Symptom Dimensions as Predictors of Clinical Outcome, Duration of Hospitalization, and Aggressive Behaviours in Acutely Hospitalized Patients with Psychotic Exacerbation

Clinical Practice & Epidemiology in Mental Health 9 Aug 2010 RESEARCH ARTICLE DOI: 10.2174/1745017901006010072


In the present study we extract clusters of symptoms in acute hospitalized psychotic patients during a re-exacerbation phase, using factor analysis of BPRS-E. We aim to investigate the relative contribution of each symptom dimension in predicting the severity of symptoms at discharge, the length of acute hospitalization, and the occurrence of aggressive behaviours during acute hospitalization. The data are drawn from a prospective, naturalistic, observational study of 183 patients with Psychotic Disorders consecutively admitted to a psychiatric ward, during a re-exacerbation phase. General symptomatology has been measured through BPRS-E at admission and at discharge. Statistical analyses include principal component analysis and multiple linear regression.

We found symptoms of acute psychosis disorder to cluster together in four distinct domains, labelled "Excitement/Activation", "Positive symptoms", and "Negative symptoms", and "Depression/Anxiety".

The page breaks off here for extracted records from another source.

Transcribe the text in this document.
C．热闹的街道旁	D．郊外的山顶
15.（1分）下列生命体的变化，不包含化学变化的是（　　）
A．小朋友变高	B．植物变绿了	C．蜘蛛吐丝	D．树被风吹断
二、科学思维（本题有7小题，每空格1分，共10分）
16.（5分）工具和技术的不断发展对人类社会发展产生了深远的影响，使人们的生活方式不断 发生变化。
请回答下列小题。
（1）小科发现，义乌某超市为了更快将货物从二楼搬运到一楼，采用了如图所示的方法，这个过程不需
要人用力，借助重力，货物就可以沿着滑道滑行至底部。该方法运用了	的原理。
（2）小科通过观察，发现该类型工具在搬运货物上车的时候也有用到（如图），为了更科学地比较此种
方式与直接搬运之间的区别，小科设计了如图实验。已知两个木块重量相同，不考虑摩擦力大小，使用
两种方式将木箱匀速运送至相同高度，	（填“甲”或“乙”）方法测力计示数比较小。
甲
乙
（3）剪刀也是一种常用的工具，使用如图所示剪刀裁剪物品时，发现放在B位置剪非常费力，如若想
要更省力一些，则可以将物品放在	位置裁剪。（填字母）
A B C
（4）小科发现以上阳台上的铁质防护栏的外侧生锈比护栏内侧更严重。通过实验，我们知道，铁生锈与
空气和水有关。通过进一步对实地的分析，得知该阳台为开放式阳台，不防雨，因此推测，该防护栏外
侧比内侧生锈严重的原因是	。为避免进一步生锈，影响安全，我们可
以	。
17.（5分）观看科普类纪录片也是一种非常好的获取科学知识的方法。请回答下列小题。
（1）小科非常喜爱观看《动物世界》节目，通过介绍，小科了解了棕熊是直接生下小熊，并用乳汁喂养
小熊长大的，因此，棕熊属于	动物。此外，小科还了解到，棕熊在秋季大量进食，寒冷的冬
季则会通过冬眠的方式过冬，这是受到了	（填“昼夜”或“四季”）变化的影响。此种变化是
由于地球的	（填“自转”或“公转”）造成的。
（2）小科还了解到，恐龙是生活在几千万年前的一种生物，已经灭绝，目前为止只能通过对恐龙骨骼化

Excitement/activation was the dimension most associated with occurrence of aggressive behaviours and severity of psychopathological symptoms at discharge. The negative symptoms dimension, also, predicted the severity of symptoms at discharge. Positive and negative symptoms dimensions were both predictors of duration of hospitalization. The depressive dimension was significantly associated only to self-aggression. These data indicate that during acute hospitalization due to re-exacerbation of psychosis each symptom dimension has a specific impact on distinct measures of outcome.

Keywords: Acute psychosis, schizophrenia, excitement, activation, hyperactivity, mania, positive and negative symptoms, depression, factor analysis, symptom clusters, duration of hospitalization, aggression, violence, inpatients.